彦根の歴史ブログ(『どんつき瓦版』記者ブログ)

2007年彦根城は築城400年祭を開催し無事に終了しました。
これを機に滋賀県や彦根市周辺を再発見します。

揺れる近江(1)

2023年10月22日 | ふることふみ(DADAjournal)
 日本列島は世界有数の災害大国である。特に地震に関しては顕著である。そもそも日本列島は地殻変動によって形成された土地であり、例えば多賀町山間部で海洋生物の化石が発見されるのもその場所が昔は海であった証拠でもある。

 日本列島近郊には四つのプレートがあり、日本はユーラシアプレート・北米プレートにのっているが、すぐ東の太平洋には太平洋プレート・フィリピンプレートがあり、ユーラシア・北米プレートの下に潜り込んで行く。この境界部分に深い溝ができ「海溝」となっているが、ここではユーラシア・北米プレートの端も巻き込まれるように沈んで行き、やがて沈んだ境界部分が元に戻ろうとする反動が大地震の原因となる。これが南海トラフ地震の要因である。日本史における地震災害で規模と発生頻度が高いものは南海トラフ関連であることは間違いなく、現在でも大規模地震発生で一番警戒されているものが南海トラフであることは、確実に大地震が起こると周知されているからなのだ。

 しかし、日本には地震を起こす原因となる「断層」が縦横無尽に並んでいる。しかもまだ未発見の断層もあると言われているため、日本で地震が起らない安全な場所はないとされているが、せめて歴史からどの地域に地震が起こったことがあるのか? を知ることは防災や減災にも繋がるのかもしれない。今稿からは近江やその近郊の地震を見て行くことにする。
 まず滋賀県の象徴でもある琵琶湖の成り立ちから考えてゆく。定説では400万年前に琵琶湖の始まりとなる湖が今の三重県伊賀市で誕生した。古琵琶湖群と呼ばれる幾つかの湖や沼地のひとつである「大山田湖」と呼ばれる古湖の跡地にはゾウやワニの足跡が残る化石も発見されている。ここから甲賀市辺りを通り現在の場所まで移動したと考えられていて滋賀県の地図を見ると、鈴鹿山脈と信楽高原に挟まれた地域で国道307号線に似た経路で移動の痕跡を残している。この移動によって滋賀県内には細かい断層が作られたとの説もある。
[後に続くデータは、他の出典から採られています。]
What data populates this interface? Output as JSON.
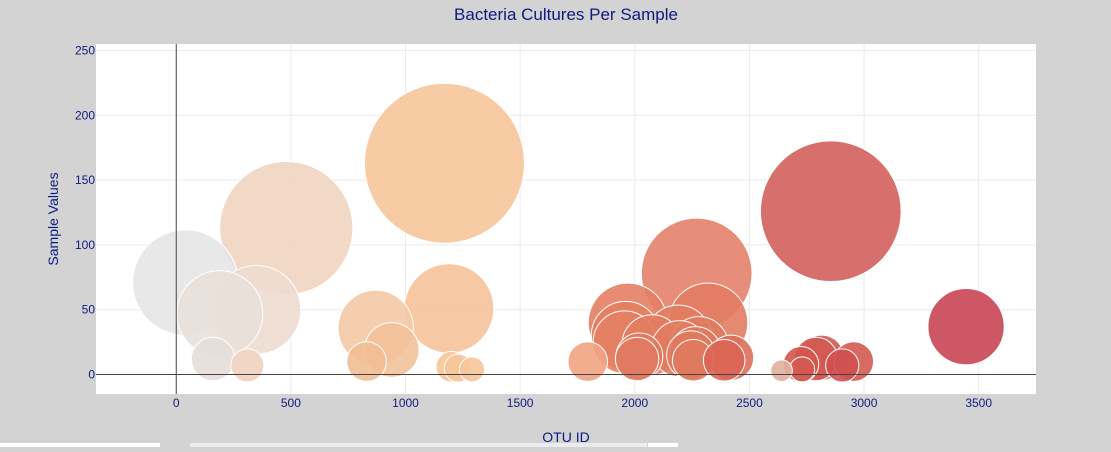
{
  "chart_data": {
    "type": "scatter",
    "title": "Bacteria Cultures Per Sample",
    "xlabel": "OTU ID",
    "ylabel": "Sample Values",
    "xlim": [
      -350,
      3750
    ],
    "ylim": [
      -15,
      255
    ],
    "xticks": [
      0,
      500,
      1000,
      1500,
      2000,
      2500,
      3000,
      3500
    ],
    "yticks": [
      0,
      50,
      100,
      150,
      200,
      250
    ],
    "grid": true,
    "legend": "none",
    "colorscale": "Earth",
    "x": [
      40,
      190,
      350,
      480,
      870,
      940,
      1170,
      1190,
      1795,
      1970,
      1960,
      1955,
      2010,
      2020,
      2075,
      2190,
      2195,
      2245,
      2255,
      2270,
      2280,
      2320,
      2265,
      2390,
      2420,
      2725,
      2790,
      2815,
      2905,
      2955,
      2855,
      3445,
      160,
      310,
      830,
      1200,
      1230,
      1290,
      2640,
      2730
    ],
    "y": [
      71,
      47,
      50,
      113,
      36,
      19,
      163,
      51,
      10,
      40,
      30,
      25,
      12,
      14,
      23,
      28,
      20,
      15,
      11,
      78,
      22,
      40,
      17,
      11,
      13,
      8,
      12,
      13,
      7,
      10,
      126,
      37,
      12,
      7,
      10,
      6,
      5,
      4,
      3,
      4
    ],
    "colors": [
      "#e6e6e6",
      "#e8e0da",
      "#eedbcf",
      "#f1d4c1",
      "#f4c9a6",
      "#f2c29a",
      "#f6c59a",
      "#f6c29a",
      "#f1a483",
      "#e47e63",
      "#e48062",
      "#e48162",
      "#e07a60",
      "#e07a60",
      "#e27c61",
      "#e27c61",
      "#e27b60",
      "#e07a5f",
      "#e07a5f",
      "#e3826c",
      "#e07a60",
      "#e27c62",
      "#e07a5f",
      "#dc6455",
      "#dc6e5c",
      "#d5554d",
      "#d45a52",
      "#d35a52",
      "#d15050",
      "#d35a52",
      "#d3605d",
      "#c84553",
      "#e6ddd8",
      "#f0d2c0",
      "#f2bf95",
      "#f6c59a",
      "#f6c59a",
      "#f6c59a",
      "#e0b0a0",
      "#d45a52"
    ]
  }
}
 さて、日本史上最初の地震の記録は『日本書紀』に記載されている。允恭天皇5年7月14日(416年8月23日)遠飛鳥宮(奈良県高市郡明日香村)で地震が発生した。このとき先帝・反正天皇の遺体を仮安置する「殯(もがり)」の最中であったため允恭天皇が使者に殯宮の様子を見に行かせると玉田宿禰という人物が殯の任を軽視し酒宴を開いていたことがわかり、宿禰を討ち取ったとされていて地震の原因が先帝の怒りであると思われていたことがうかがえる。この地震の規模はわからないが人々にとって大地の揺れは恐怖の対象であったようだ。近江での記録は残っていないが、先帝の怒りと解釈されたならば大きな地震であったはずであり、近江でも揺れを感じたのではないのだろうか?